= Autologous conditioned serum =

Treatment method using patient's own blood serum

Autologous conditioned serum, also known as Orthokine and Regenokine, is an experimental procedure in which a person's own blood is extracted, manipulated, and then reintroduced with claimed benefit in osteoarthritis. There is limited evidence on safety and effectiveness as of 2017. It is not included in medical guidelines as of 2017. It is a type of autologous blood therapy.

==Medical use==

There is limited evidence on safety and effectiveness as of 2017. There is tentative evidence in osteoarthritis. Its use has not been recommended or considered by the Osteoarthritis Research Society International.

==Process==
The process removes about 2 USoz of blood from a patient's arm, which is then incubated at a slightly raised temperature. The liquid is then placed in a centrifuge until its constituent parts are separated. That serum is injected into the patient's affected area.

==History==

Autologous conditioned serum is a patented method developed by molecular biologist Julio Reinecke and Peter Wehling, a spinal surgeon in Düsseldorf, Germany. Orthokine was first approved for use in Germany in 2003. Orthokine differs from a similar procedure with platelet-rich plasma (PRP), where platelets are targeted instead of the interleukin antagonist. Also, PRP does not require the blood to be heated as Orthokine does.

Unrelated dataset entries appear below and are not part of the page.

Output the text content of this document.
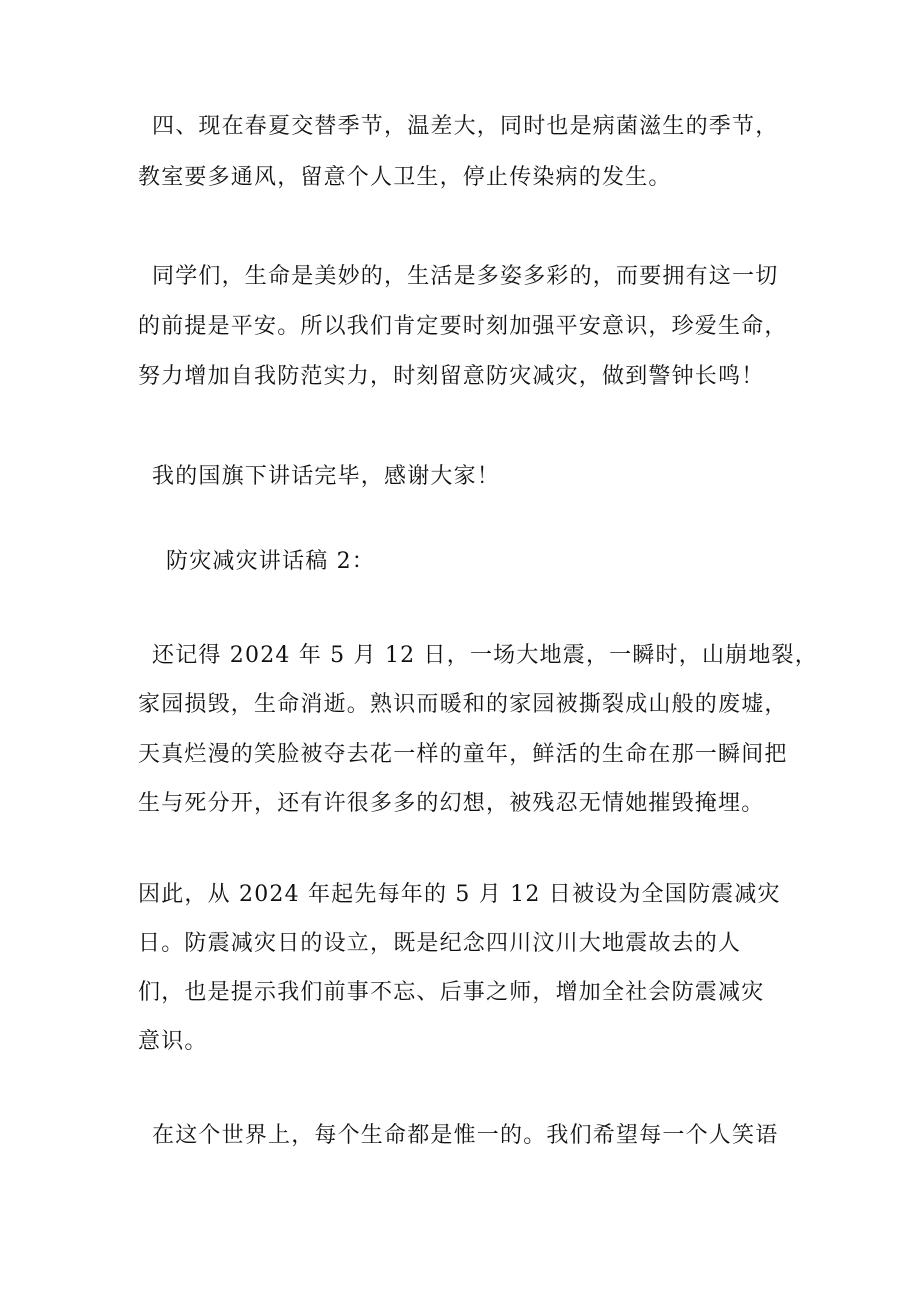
四、现在春夏交替季节，温差大，同时也是病菌滋生的季节，
教室要多通风，留意个人卫生，停止传染病的发生。
同学们，生命是美妙的，生活是多姿多彩的，而要拥有这一切
的前提是平安。所以我们肯定要时刻加强平安意识，珍爱生命，
努力增加自我防范实力，时刻留意防灾减灾，做到警钟长鸣！
我的国旗下讲话完毕，感谢大家！
防灾减灾讲话稿 2：
还记得 2024 年 5 月 12 日，一场大地震，一瞬时，山崩地裂，
家园损毁，生命消逝。熟识而暖和的家园被撕裂成山般的废墟，
天真烂漫的笑脸被夺去花一样的童年，鲜活的生命在那一瞬间把
生与死分开，还有许很多多的幻想，被残忍无情她摧毁掩埋。
因此，从 2024 年起先每年的 5 月 12 日被设为全国防震减灾
日。防震减灾日的设立，既是纪念四川汶川大地震故去的人
们，也是提示我们前事不忘、后事之师，增加全社会防震减灾
意识。
在这个世界上，每个生命都是惟一的。我们希望每一个人笑语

As of August 2012, about 60,000 patients worldwide have received the treatment. Americans have traveled to Germany for the treatment, which has not been approved by the U.S. Food and Drug Administration (FDA). Freddie Fu, a professor of orthopedic surgery at the University of Pittsburgh, said more high-quality independent trials proving the procedure's effectiveness are needed before the FDA approves. National Basketball Association player Kobe Bryant traveled to Germany to have the procedure performed. Some basketball fans refer to the procedure as the "Kobe Procedure".

The procedure costs €6,000 (about $7,400) as of July 2012 and is not covered by health insurance.